L’aéroport international Bole d’Addis-Abeba est l’un des plus fréquentés d’Afrique. C’est le hub continental d’Ethiopian Airlines, point de transit pour des millions de passagers qui traversent le continent chaque année. Dans la tour de contrôle qui domine les pistes, des contrôleurs aériens coordonnent des dizaines de vols simultanément, en parlant à des pilotes qui peuvent être à 50 kilomètres de là. Abeba Haile est l’une d’eux.
Un travail de précision absolue
Le contrôle aérien est l’un des métiers les plus stressants et les plus précis qui existent. Une erreur de communication, une mauvaise instruction et les conséquences peuvent être catastrophiques.
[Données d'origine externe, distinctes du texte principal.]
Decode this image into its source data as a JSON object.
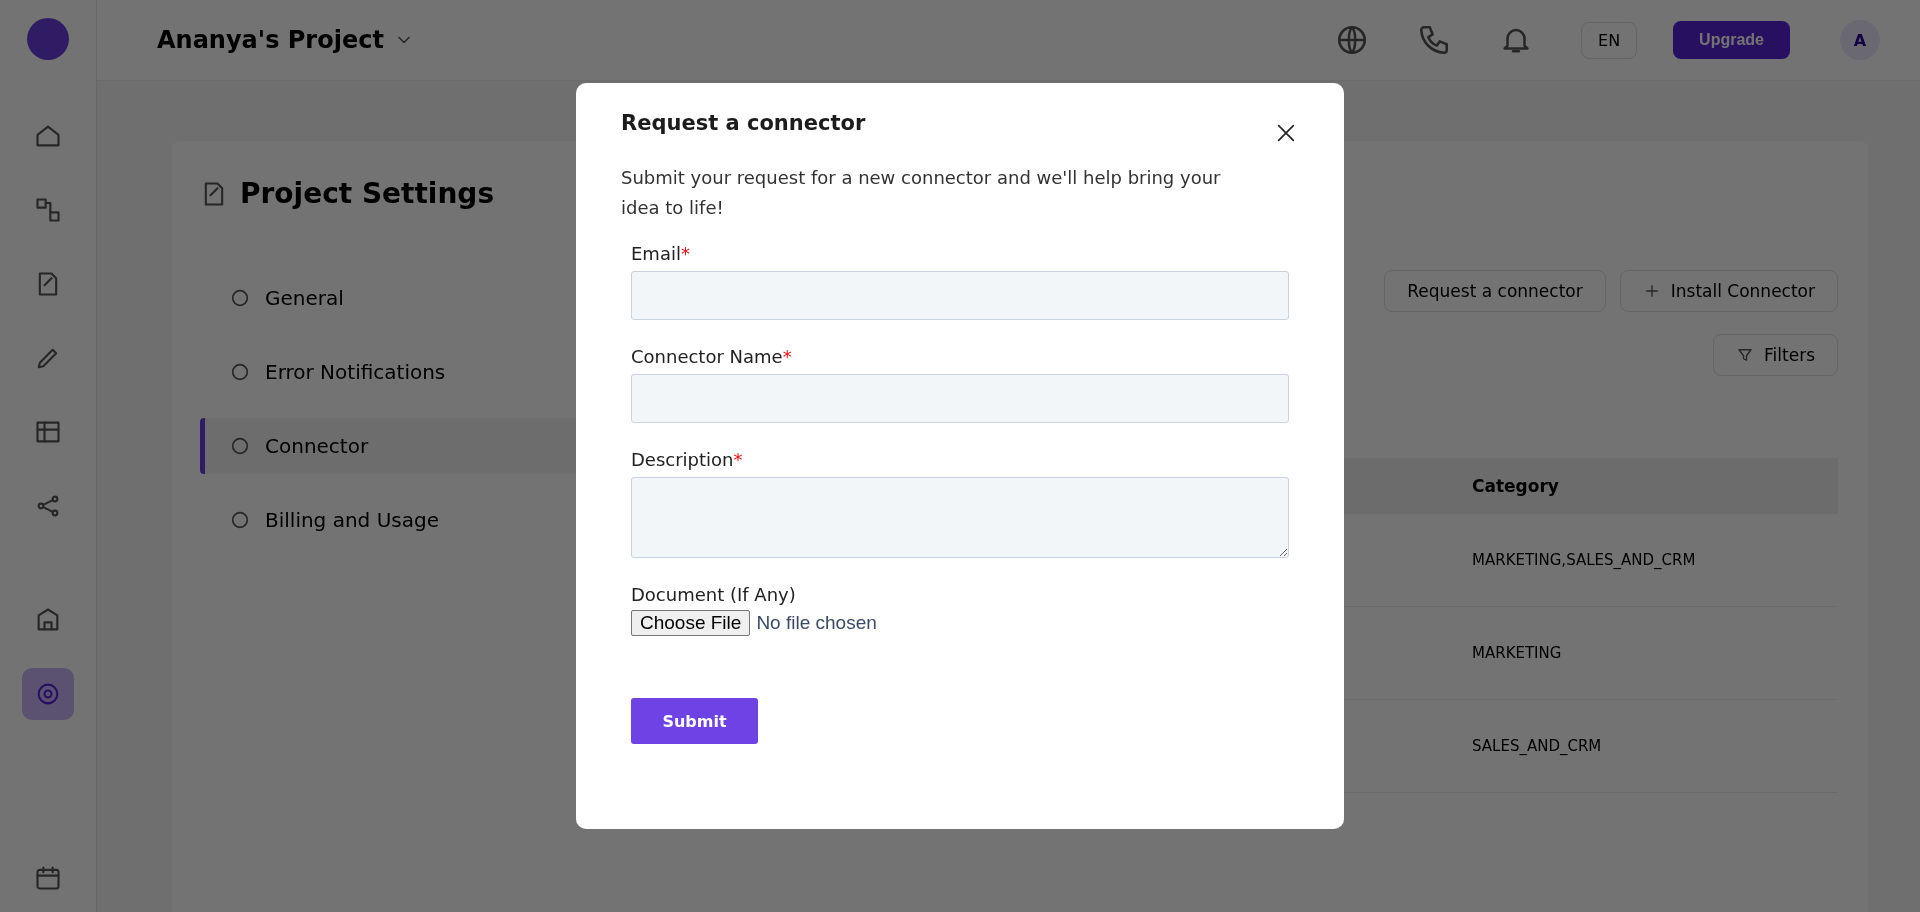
{
  "app_header": {
    "project": "Ananya's Project",
    "language": "EN",
    "upgrade_button": "Upgrade",
    "avatar": "A"
  },
  "sidebar_nav": [
    {
      "selected": false
    },
    {
      "selected": false
    },
    {
      "selected": false
    },
    {
      "selected": false
    },
    {
      "selected": false
    },
    {
      "selected": false
    },
    {
      "selected": false
    },
    {
      "selected": true
    },
    {
      "selected": false
    }
  ],
  "settings": {
    "title": "Project Settings",
    "menu": [
      {
        "label": "General",
        "selected": false
      },
      {
        "label": "Error Notifications",
        "selected": false
      },
      {
        "label": "Connector",
        "selected": true
      },
      {
        "label": "Billing and Usage",
        "selected": false
      }
    ]
  },
  "connectors": {
    "actions": [
      "Request a connector",
      "Install Connector"
    ],
    "filter_button": "Filters",
    "table": {
      "columns": [
        "Category"
      ],
      "rows": [
        {
          "category": "MARKETING,SALES_AND_CRM"
        },
        {
          "category": "MARKETING"
        },
        {
          "category": "SALES_AND_CRM"
        }
      ]
    }
  },
  "dialog": {
    "title": "Request a connector",
    "required_mark": "*",
    "subtitle": "Submit your request for a new connector and we'll help bring your idea to life!",
    "fields": [
      {
        "kind": "text",
        "label": "Email",
        "required": true
      },
      {
        "kind": "text",
        "label": "Connector Name",
        "required": true
      },
      {
        "kind": "textarea",
        "label": "Description",
        "required": true
      },
      {
        "kind": "file",
        "label": "Document (If Any)",
        "required": false,
        "button": "Choose File",
        "status": "No file chosen"
      }
    ],
    "submit": "Submit"
  }
}
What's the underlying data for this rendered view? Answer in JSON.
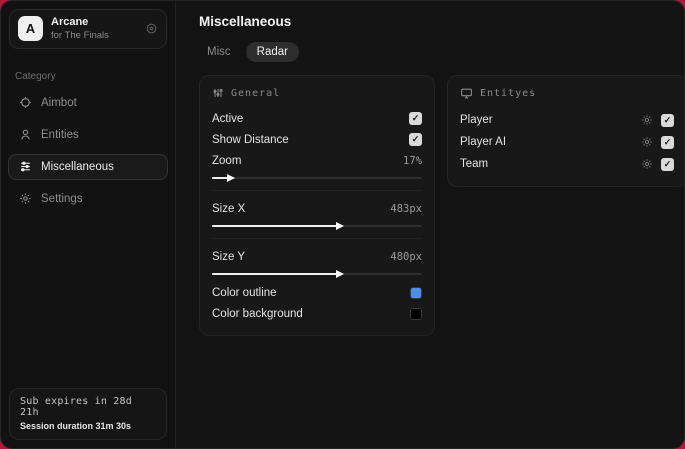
{
  "theme": {
    "backdrop": "#b3173f",
    "window_bg": "#131313",
    "panel_bg": "#181818",
    "accent_outline": "#4f8ee8",
    "background_swatch": "#000000"
  },
  "sidebar": {
    "brand": {
      "logo_letter": "A",
      "name": "Arcane",
      "subtitle": "for The Finals",
      "action_icon": "target-icon"
    },
    "category_label": "Category",
    "items": [
      {
        "label": "Aimbot",
        "icon": "crosshair-icon",
        "active": false
      },
      {
        "label": "Entities",
        "icon": "entities-icon",
        "active": false
      },
      {
        "label": "Miscellaneous",
        "icon": "sliders-icon",
        "active": true
      },
      {
        "label": "Settings",
        "icon": "gear-icon",
        "active": false
      }
    ],
    "footer": {
      "sub_expires": "Sub expires in 28d 21h",
      "session_duration": "Session duration 31m 30s"
    }
  },
  "main": {
    "title": "Miscellaneous",
    "tabs": [
      {
        "label": "Misc",
        "active": false
      },
      {
        "label": "Radar",
        "active": true
      }
    ],
    "general_panel": {
      "title": "General",
      "icon": "sliders-icon",
      "toggles": [
        {
          "label": "Active",
          "checked": true
        },
        {
          "label": "Show Distance",
          "checked": true
        }
      ],
      "sliders": [
        {
          "label": "Zoom",
          "value": "17%",
          "fill_percent": 8
        },
        {
          "label": "Size X",
          "value": "483px",
          "fill_percent": 60
        },
        {
          "label": "Size Y",
          "value": "480px",
          "fill_percent": 60
        }
      ],
      "colors": [
        {
          "label": "Color outline",
          "swatch": "#4f8ee8"
        },
        {
          "label": "Color background",
          "swatch": "#000000"
        }
      ]
    },
    "entities_panel": {
      "title": "Entityes",
      "icon": "monitor-icon",
      "rows": [
        {
          "label": "Player",
          "checked": true
        },
        {
          "label": "Player AI",
          "checked": true
        },
        {
          "label": "Team",
          "checked": true
        }
      ]
    }
  },
  "glyphs": {
    "check": "✓"
  }
}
Les contrôleurs aériens travaillent donc avec des protocoles très stricts, un langage normalisé internationalement, et une attention de chaque instant à la position de chaque aéronef dans leur secteur.
Abeba Haile gère ce stress avec la sérénité de l’expérience et l’enthousiasme de quelqu’un qui aime profondément ce qu’elle fait. Chaque décollage qu’elle autorise, chaque atterrissage qu’elle guide, c’est une responsabilité qu’elle prend avec la conscience pleine de ce qu’elle représente. Pas de l’anxiété, mais de la présence.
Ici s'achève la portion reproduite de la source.